In 1947 the cycle has been completed. The major studios' monopoly, through their block-booking system, is beginning to crumble. Many of the industry's outstanding creators Capra, Wyler, Stevens, Milestone are forming independent companies which will permit them more freedom than ever was possible in a big studio set-up. Other directors, producers and writers are being offered greater leeway within the old framework. Film costs are rising, purchasing powers diminishing. Film audiences are growing choosier. In the big cities there is new competition from high-grade British pictures and from Italian and French films which make most of ours look like shabby shoes deceptively polished to a bright sheen.

The time is ripe for a Hollywood renaissance. Perhaps films like The BestYears, Boomerang and The Yearling are a beginning. Perhaps, like great Hollywood films of the past, they are merely shooting stars. Let us hope not. And let us do more than hope. For it is both the strength and the weakness of the motion picture that it is the most democratic of all the arts. Our faith in the people, in the long run, is tempered by the evidence that The LongVoyage Home and The Ox-Bow Incident fell by the wayside while Coney Island and Hollywood Canteen zoomed to astronomical profits. The film-makers are not the only ones who abuse or neglect their freedom of speech. American film audiences, by their repeated failure to respond to more challenging, less stereotyped pictures, forfeit an exciting role—an opportunity to participate in the extension of freedom of speech to the greatest of all dramatic mediums.
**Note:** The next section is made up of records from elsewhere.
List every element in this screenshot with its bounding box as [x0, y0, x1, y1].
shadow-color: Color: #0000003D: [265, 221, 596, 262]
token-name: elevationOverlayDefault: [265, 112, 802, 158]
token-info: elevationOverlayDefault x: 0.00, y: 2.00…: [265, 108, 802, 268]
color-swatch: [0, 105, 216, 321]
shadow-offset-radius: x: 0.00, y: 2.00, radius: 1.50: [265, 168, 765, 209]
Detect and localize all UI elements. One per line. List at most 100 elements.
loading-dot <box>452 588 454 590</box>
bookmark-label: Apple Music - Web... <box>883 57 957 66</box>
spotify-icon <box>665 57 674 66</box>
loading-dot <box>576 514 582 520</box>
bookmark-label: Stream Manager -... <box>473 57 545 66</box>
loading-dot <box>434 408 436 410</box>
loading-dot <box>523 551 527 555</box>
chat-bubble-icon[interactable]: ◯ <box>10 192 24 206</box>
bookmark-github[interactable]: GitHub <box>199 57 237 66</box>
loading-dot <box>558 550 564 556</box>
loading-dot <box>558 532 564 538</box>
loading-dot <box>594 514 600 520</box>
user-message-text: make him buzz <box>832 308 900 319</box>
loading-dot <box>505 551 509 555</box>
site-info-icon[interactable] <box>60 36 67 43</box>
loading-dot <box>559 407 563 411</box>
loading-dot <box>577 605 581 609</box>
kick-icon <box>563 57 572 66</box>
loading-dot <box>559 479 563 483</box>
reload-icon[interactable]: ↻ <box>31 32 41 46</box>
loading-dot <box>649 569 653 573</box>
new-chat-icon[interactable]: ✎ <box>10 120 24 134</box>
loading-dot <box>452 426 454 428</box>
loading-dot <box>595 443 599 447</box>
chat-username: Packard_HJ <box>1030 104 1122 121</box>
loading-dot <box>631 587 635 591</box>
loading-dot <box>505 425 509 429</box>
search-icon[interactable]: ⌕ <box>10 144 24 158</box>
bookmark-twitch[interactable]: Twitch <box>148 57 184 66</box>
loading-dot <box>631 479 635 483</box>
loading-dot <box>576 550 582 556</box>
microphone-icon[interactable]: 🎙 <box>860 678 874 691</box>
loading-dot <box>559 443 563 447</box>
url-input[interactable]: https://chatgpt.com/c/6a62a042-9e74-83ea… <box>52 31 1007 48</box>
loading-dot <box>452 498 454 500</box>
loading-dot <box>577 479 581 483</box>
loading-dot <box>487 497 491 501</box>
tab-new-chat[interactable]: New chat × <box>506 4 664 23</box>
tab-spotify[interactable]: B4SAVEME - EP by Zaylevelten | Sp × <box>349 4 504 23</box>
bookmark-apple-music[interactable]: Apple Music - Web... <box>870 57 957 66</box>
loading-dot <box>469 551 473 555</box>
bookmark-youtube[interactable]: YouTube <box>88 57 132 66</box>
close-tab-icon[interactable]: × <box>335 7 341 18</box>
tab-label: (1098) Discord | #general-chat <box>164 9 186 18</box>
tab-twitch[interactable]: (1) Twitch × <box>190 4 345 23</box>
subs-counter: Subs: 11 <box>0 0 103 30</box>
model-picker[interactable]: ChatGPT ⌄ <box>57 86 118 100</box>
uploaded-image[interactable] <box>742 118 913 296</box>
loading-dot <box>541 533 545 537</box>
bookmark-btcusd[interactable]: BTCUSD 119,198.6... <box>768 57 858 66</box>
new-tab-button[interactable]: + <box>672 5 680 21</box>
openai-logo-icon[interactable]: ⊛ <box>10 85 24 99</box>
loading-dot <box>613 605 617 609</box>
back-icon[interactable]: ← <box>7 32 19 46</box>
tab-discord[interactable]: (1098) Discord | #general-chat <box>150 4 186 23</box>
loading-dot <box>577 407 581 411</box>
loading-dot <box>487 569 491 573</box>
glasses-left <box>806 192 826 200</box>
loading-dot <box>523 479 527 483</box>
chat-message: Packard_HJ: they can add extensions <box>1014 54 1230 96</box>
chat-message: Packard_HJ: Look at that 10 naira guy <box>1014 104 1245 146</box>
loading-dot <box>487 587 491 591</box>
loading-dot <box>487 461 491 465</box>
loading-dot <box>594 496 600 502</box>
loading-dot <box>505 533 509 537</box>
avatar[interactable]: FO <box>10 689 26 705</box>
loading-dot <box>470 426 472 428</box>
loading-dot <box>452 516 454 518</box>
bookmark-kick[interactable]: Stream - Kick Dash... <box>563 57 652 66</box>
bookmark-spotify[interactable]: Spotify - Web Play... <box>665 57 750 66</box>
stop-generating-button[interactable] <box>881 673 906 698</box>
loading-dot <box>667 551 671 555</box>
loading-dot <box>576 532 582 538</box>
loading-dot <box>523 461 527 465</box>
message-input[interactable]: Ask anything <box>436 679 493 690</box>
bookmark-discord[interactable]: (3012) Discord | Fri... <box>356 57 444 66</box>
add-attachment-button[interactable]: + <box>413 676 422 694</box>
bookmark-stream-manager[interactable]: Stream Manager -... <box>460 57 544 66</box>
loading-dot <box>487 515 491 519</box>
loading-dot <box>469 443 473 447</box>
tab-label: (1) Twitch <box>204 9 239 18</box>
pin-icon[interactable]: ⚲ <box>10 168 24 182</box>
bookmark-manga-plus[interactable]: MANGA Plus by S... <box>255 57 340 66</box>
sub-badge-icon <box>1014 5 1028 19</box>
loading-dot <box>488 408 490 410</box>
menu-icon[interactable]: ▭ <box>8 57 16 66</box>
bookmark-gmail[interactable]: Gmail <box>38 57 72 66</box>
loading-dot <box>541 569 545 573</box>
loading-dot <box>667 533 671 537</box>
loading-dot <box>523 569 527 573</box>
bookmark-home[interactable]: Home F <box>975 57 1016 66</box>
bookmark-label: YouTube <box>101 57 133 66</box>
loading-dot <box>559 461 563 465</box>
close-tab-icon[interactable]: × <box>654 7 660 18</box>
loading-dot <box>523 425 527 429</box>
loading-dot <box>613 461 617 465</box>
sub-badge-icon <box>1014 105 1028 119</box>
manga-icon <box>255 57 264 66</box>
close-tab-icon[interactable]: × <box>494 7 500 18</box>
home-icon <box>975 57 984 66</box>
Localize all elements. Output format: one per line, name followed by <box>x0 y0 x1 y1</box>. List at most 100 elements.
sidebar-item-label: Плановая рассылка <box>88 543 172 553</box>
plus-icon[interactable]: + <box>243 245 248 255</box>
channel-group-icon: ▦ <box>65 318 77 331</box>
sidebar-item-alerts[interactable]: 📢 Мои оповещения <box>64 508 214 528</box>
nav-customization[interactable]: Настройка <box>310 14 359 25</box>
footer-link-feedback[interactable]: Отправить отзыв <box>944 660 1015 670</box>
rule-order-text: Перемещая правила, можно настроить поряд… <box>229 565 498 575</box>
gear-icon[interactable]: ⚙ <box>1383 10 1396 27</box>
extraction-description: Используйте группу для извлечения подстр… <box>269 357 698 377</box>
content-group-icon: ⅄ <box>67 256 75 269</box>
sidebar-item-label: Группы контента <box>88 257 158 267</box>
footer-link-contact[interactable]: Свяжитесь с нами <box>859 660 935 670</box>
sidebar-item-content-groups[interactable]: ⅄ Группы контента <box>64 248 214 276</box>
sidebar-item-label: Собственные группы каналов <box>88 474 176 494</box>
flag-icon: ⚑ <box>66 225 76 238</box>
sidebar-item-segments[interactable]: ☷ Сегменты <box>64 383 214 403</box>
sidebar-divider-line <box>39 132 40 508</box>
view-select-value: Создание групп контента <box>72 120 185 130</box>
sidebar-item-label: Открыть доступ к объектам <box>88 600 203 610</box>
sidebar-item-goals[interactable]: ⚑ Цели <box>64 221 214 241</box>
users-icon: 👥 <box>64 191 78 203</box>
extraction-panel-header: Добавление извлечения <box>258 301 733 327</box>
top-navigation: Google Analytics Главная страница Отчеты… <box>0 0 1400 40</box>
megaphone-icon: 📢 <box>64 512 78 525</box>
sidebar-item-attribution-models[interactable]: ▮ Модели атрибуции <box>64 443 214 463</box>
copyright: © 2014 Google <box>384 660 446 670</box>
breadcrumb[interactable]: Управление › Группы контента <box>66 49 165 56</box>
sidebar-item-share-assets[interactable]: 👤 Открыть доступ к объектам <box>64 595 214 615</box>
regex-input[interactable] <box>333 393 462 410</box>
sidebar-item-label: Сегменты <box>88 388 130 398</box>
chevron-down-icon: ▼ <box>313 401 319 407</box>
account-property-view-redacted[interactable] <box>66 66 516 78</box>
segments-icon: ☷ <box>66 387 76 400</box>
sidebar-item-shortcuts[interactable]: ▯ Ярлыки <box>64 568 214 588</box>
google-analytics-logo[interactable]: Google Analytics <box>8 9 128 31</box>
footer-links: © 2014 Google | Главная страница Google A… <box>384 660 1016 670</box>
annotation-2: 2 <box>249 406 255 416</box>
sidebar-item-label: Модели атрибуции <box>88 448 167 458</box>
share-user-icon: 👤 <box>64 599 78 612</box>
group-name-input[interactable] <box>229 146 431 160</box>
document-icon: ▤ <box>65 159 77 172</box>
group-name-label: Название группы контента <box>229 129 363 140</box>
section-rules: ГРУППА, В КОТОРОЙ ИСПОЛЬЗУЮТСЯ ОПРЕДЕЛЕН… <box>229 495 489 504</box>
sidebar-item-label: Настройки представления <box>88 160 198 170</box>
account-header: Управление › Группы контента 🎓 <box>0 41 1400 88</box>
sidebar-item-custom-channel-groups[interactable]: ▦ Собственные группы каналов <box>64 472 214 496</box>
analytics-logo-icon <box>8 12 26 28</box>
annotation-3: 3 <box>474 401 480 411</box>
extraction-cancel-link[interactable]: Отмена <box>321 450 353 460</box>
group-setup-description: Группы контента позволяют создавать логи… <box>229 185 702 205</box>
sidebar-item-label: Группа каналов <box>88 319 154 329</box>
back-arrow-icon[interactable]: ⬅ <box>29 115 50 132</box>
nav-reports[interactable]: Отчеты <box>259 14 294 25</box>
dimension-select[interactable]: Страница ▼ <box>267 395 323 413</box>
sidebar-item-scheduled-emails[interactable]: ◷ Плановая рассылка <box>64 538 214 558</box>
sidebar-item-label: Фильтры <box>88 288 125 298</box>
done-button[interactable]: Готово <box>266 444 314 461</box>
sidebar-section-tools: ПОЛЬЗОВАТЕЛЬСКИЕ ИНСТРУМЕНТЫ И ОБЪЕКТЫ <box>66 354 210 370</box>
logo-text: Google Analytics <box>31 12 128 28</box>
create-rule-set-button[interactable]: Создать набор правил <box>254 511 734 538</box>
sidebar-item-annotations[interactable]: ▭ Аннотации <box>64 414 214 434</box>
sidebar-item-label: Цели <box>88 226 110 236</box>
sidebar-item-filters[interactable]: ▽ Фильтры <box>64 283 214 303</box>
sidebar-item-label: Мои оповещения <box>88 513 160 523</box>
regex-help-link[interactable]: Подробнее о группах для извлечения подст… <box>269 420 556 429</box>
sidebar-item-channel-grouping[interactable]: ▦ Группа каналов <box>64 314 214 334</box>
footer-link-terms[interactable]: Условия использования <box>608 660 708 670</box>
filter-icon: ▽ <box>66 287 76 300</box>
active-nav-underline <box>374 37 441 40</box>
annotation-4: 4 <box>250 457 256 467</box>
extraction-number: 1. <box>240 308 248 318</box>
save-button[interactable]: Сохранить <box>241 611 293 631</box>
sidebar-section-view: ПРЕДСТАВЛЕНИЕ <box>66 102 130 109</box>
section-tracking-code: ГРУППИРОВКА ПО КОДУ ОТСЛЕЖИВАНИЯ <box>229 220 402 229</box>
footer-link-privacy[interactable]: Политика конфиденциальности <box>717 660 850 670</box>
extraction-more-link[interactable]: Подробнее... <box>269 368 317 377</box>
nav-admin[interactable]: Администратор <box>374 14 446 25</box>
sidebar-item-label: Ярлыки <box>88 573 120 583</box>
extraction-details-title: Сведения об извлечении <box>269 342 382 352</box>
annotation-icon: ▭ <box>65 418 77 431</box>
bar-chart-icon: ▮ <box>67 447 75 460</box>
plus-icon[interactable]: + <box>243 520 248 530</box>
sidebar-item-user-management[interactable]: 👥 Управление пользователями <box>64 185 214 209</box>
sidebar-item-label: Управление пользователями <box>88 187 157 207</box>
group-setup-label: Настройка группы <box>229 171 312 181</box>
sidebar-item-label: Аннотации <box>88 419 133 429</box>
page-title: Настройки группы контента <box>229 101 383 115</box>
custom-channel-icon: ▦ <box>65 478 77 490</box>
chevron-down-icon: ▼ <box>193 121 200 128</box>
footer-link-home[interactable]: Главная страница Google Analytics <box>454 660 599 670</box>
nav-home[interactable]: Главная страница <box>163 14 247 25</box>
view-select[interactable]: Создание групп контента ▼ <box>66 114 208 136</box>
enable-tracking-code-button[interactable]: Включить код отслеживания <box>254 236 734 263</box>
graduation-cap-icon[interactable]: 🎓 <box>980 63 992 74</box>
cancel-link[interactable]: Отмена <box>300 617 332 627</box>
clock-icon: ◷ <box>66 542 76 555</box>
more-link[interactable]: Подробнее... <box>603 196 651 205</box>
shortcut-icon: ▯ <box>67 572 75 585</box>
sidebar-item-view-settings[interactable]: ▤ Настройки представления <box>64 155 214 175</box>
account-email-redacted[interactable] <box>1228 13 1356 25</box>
A practical way to combat this negligence on a local level would be to organize a film society at Dartmouth like those which are taking root in England and France. In public school I was subjected to courses in music and art appreciation. It is time we had courses in motion picture appreciation as well.

Jean Benoit-Levy, grand old man of French cinema, now head of the United Nations film project, in his recent book, The Art of the Motion Picture, discusses the artistic and social responsibility of film producers toward an art "whose great aim, as in fact that of all arts, is to elevate the thoughts of men. I would like to express my faith," he concludes, "in the destinies of the art of the motion picture, provided those who serve it are ever conscious of the greatness of its mission."

Hollywood may yet meet that challenge, may yet redeem its promise.

ON THE SET IN HOLLYWOOD: Budd Schulberg '36 (left), author of this article, shown with Ted Baehr '29 (center), known on the screen and stage as Robert Allen, and with Dean Herluf Olsen '22 of Tuck School, then visiting California. The picture was taken before the war, during the filming of "Winter Carnival."

Budd Schulberg '36 began his association with Hollywood at the tender age of five when his family moved from New York to California. As the son of B. P. Schulberg, well-known producer, he was in a position to learn a great deal about the movies and did. Later, after graduating from Dartmouth, he wrote the rather sensational best-seller, What Makes Sammy Run?, in which he dissected, in the character of Sammy Click, a certain Hollywood back-stabbing type. At Dartmouth, Schulberg was an honors student in sociology and editorin-chief of The Dartmouth, in which role he gave Hanover a lively year. After graduating he returned to California as a writer for Selznick and RKO. He again came East and settled down in Norwich, Vermont, to write Sammy, which appeared in 1941; and although his father reputedly advised him not to come back to Hollywood after that, he eventually resumed his writing there with Columbia and RKO until he enlisted in the Naval Reserve. During the war he was a Navy lieutenant attached to the 0.5.5., and his was the important assignment of gathering together and editing the seven-hour-long atrocity film which was shown as evidence against the Nazi leaders at the Nuremberg trials. Since his discharge from service he and his family have been living on a farm in Bucks County, Pennsylvania, where he has just finished a new novel about a prizefighter.